Maybe that was the longing driving him now, propelling him out of the shack and into Cleve’s old red Charger in search of another connection. It was a night to stand out from the crowd, not blend in, and he knew just the honky-tonk to do it in.
The road into Bitterwood proper from the mountains was a winding series of switchbacks and straightaways called Old Purgatory Road. Back in the day, when they were just kids, Delilah, a couple of years older and eons wiser, had told Seth that it was named so because hell was located in a deep, dark cavern in the heart of Smoky Ridge, their mountain home, and the only way to get in or out was Purgatory Road.

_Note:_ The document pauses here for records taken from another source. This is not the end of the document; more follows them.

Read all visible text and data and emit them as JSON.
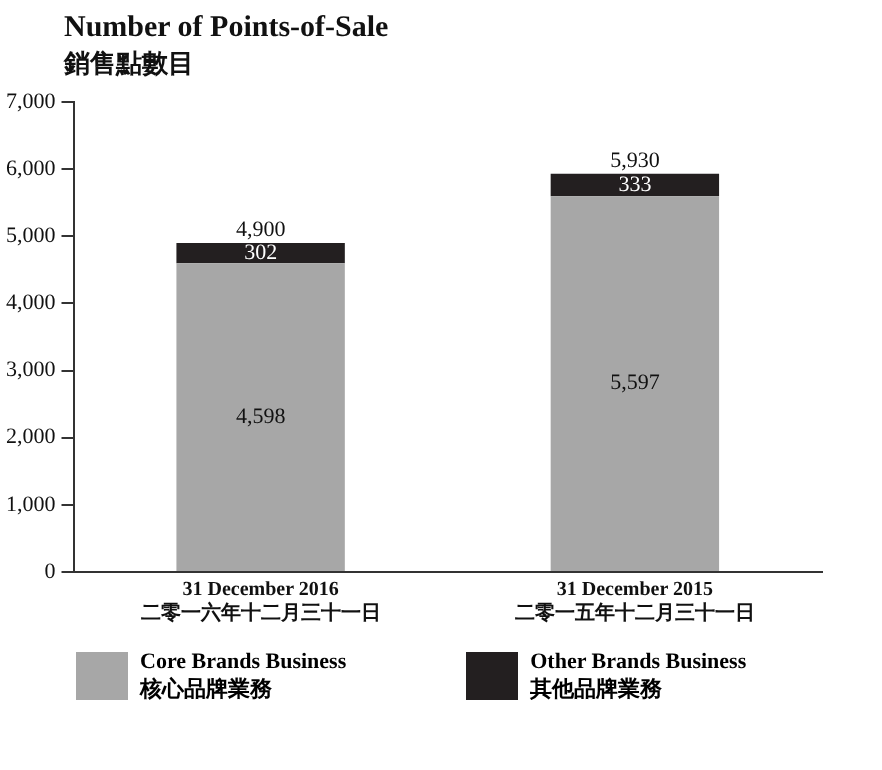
{
  "chart_data": {
    "type": "bar",
    "title": "Number of Points-of-Sale",
    "subtitle": "銷售點數目",
    "categories": [
      "31 December 2016\n二零一六年十二月三十一日",
      "31 December 2015\n二零一五年十二月三十一日"
    ],
    "series": [
      {
        "name": "Core Brands Business\n核心品牌業務",
        "color": "#a7a7a7",
        "values": [
          4598,
          5597
        ],
        "value_labels": [
          "4,598",
          "5,597"
        ]
      },
      {
        "name": "Other Brands Business\n其他品牌業務",
        "color": "#231f20",
        "values": [
          302,
          333
        ],
        "value_labels": [
          "302",
          "333"
        ]
      }
    ],
    "stacked": true,
    "totals": [
      "4,900",
      "5,930"
    ],
    "ylim": [
      0,
      7000
    ],
    "yticks": [
      {
        "value": 0,
        "label": "0"
      },
      {
        "value": 1000,
        "label": "1,000"
      },
      {
        "value": 2000,
        "label": "2,000"
      },
      {
        "value": 3000,
        "label": "3,000"
      },
      {
        "value": 4000,
        "label": "4,000"
      },
      {
        "value": 5000,
        "label": "5,000"
      },
      {
        "value": 6000,
        "label": "6,000"
      },
      {
        "value": 7000,
        "label": "7,000"
      }
    ],
    "grid": false,
    "legend": "bottom"
  }
}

Of course, later he’d learned that Purgatory was actually a town about ten miles to the northeast, and the road had once been the only road between there and Bitterwood, but Delilah’s story had stuck with him anyway. Even now, there were times when he thought she’d been right all along. Hell did reside in the black heart of Smoky Ridge, and it was all too easy for a person to find himself on a fast track there.

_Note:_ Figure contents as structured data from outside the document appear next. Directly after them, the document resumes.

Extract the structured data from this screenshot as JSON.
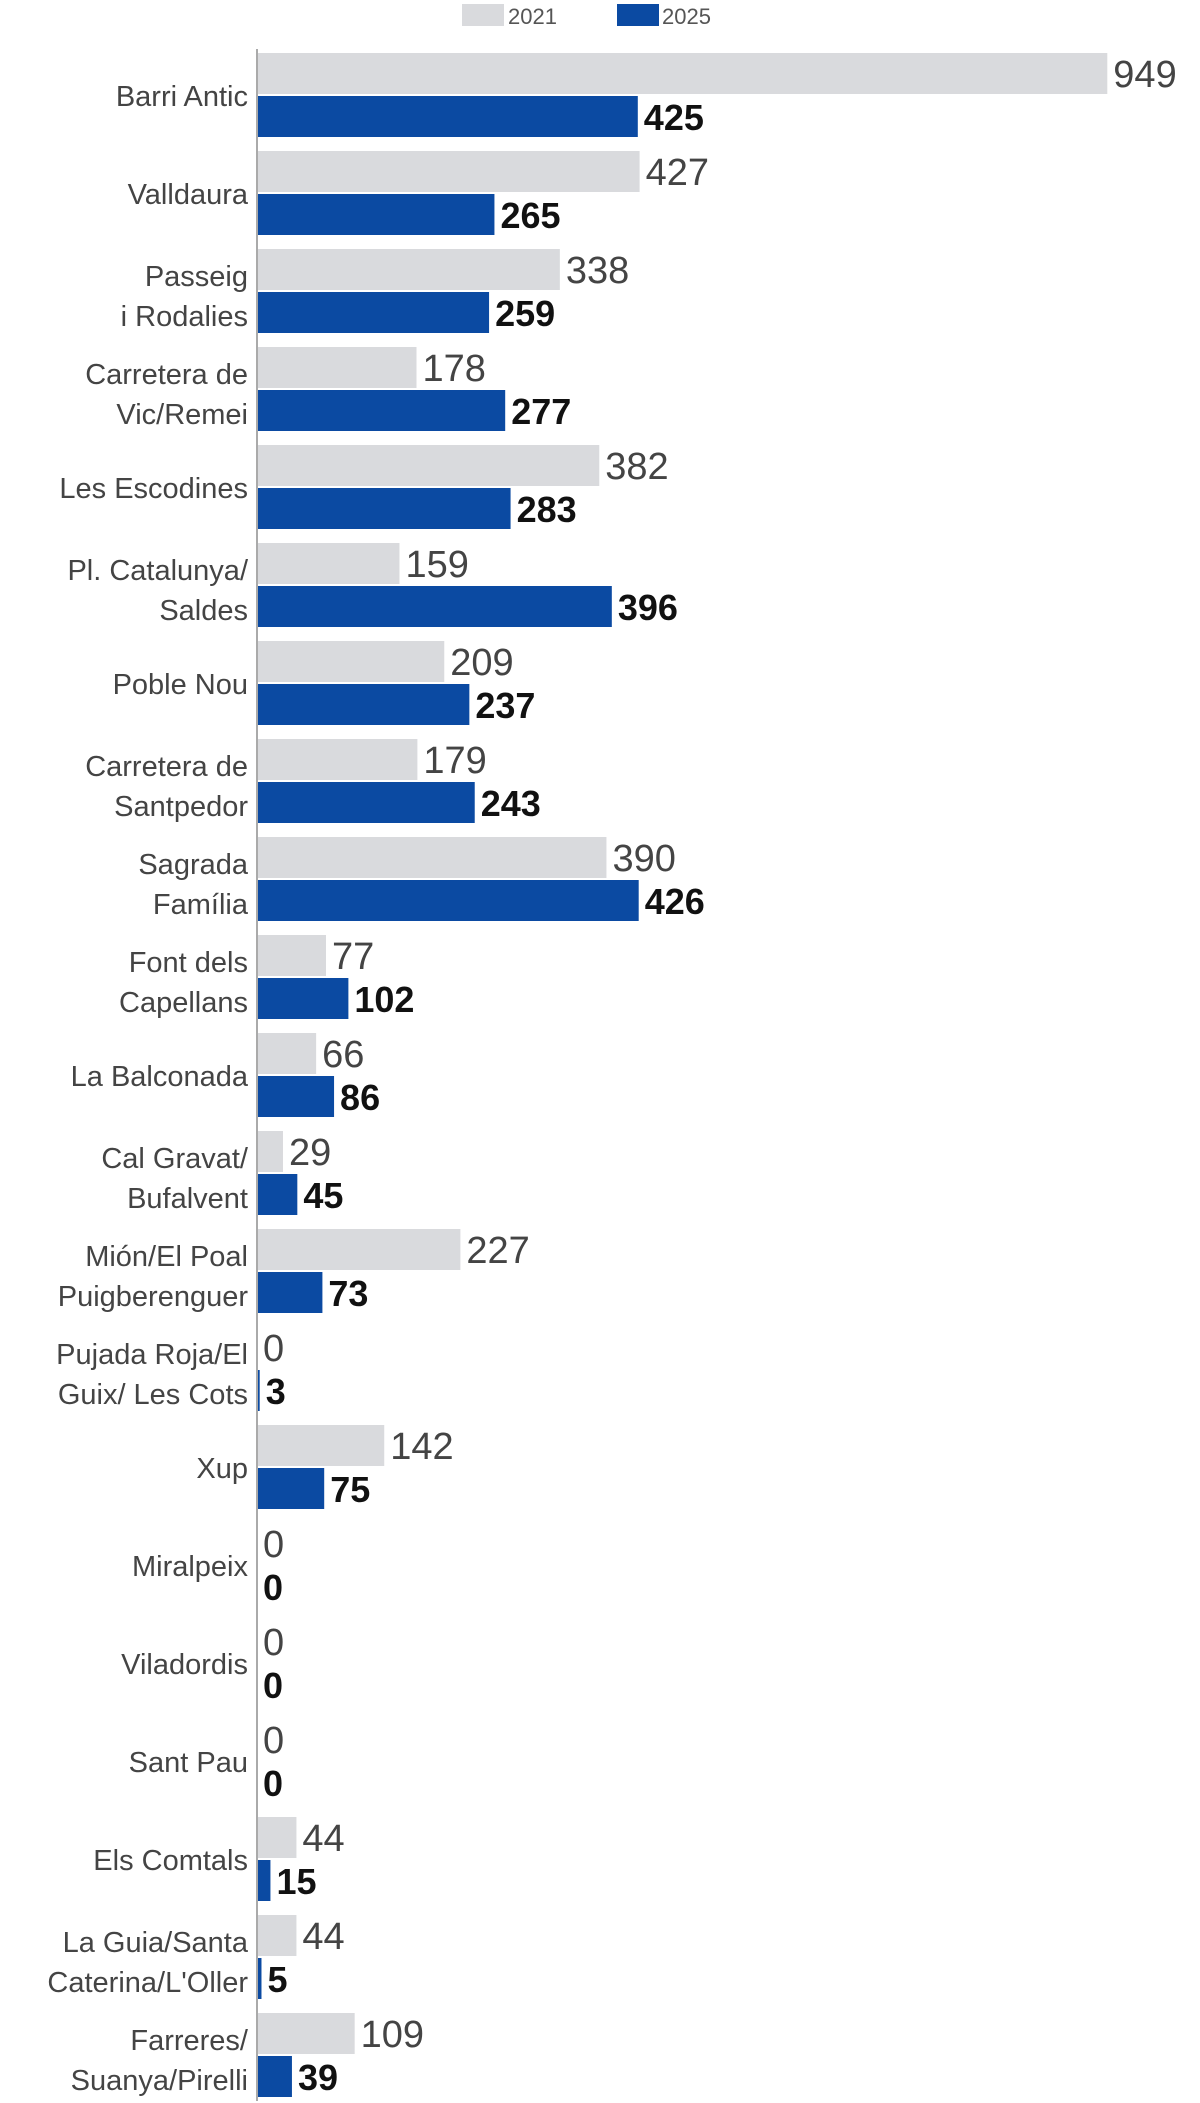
{
  "chart_data": {
    "type": "bar",
    "orientation": "horizontal",
    "title": "",
    "xlabel": "",
    "ylabel": "",
    "xlim": [
      0,
      1000
    ],
    "grid": false,
    "legend_position": "top",
    "categories": [
      [
        "Barri Antic"
      ],
      [
        "Valldaura"
      ],
      [
        "Passeig",
        "i Rodalies"
      ],
      [
        "Carretera de",
        "Vic/Remei"
      ],
      [
        "Les Escodines"
      ],
      [
        "Pl. Catalunya/",
        "Saldes"
      ],
      [
        "Poble Nou"
      ],
      [
        "Carretera de",
        "Santpedor"
      ],
      [
        "Sagrada",
        "Família"
      ],
      [
        "Font dels",
        "Capellans"
      ],
      [
        "La Balconada"
      ],
      [
        "Cal Gravat/",
        "Bufalvent"
      ],
      [
        "Mión/El Poal",
        "Puigberenguer"
      ],
      [
        "Pujada Roja/El",
        "Guix/ Les Cots"
      ],
      [
        "Xup"
      ],
      [
        "Miralpeix"
      ],
      [
        "Viladordis"
      ],
      [
        "Sant Pau"
      ],
      [
        "Els Comtals"
      ],
      [
        "La Guia/Santa",
        "Caterina/L'Oller"
      ],
      [
        "Farreres/",
        "Suanya/Pirelli"
      ]
    ],
    "series": [
      {
        "name": "2021",
        "color": "#d9dadd",
        "values": [
          949,
          427,
          338,
          178,
          382,
          159,
          209,
          179,
          390,
          77,
          66,
          29,
          227,
          0,
          142,
          0,
          0,
          0,
          44,
          44,
          109
        ]
      },
      {
        "name": "2025",
        "color": "#0b4aa2",
        "values": [
          425,
          265,
          259,
          277,
          283,
          396,
          237,
          243,
          426,
          102,
          86,
          45,
          73,
          3,
          75,
          0,
          0,
          0,
          15,
          5,
          39
        ]
      }
    ],
    "axis_color": "#aaaaaa"
  }
}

Purgatory Road flattened out as it crossed Vesper Road and wound gently through the valley, where Bit-terwood’s small, four-block downtown lay. There was little there of note—the two-story brick building that housed the town administrative offices, including the Bitterwood Police Department, a tiny postage stamp of a post office and a few old shops and boutiques that stubbornly resisted the destructive sands of time.
Bitterwood closed shop at five in the evening. Ev-erything was dark and shuttered as Seth drove through. All the nighttime action happened in the outskirts. Bit-terwood had years ago voted to allow liquor sales by the drink as well as package sales, hoping to keep up with the nearby tourist traps. While the tourist boom had bypassed the little mountain town despite the effort, the gin-guzzling horse was out of the barn, and the occasional attempts by civic-minded folks to rescind the liquor ordinances never garnered enough votes to pass.
Seth had never been much of a drinker himself. Cleve had taught him that lesson. A man who lived by his instincts couldn’t afford to let anything impair them. Plus, he’d grown up dodging the blows of his mean, drug-addled father. And all liquor had done for his mother was dull the pain of her husband’s abuse and leave her a shell of a woman long after the old bastard had blown himself up in a meth lab accident.
He’d never have gone to Smoky Joe’s Saloon for the drinks anyway. They watered down the stuff too much, as much to limit the drunken brawls as to make an extra buck. But they had a great house band that played old-style Tennessee bluegrass, and some of the prettiest girls in the county went there for the music.
He saw the neon lights of Smoky Joe’s ahead across Purgatory Bridge, the steel-and-concrete truss bridge spanning Bitterwood Creek, which meandered through a narrow gorge thirty feet below. The lights distracted him for only a second, but that was almost all it took.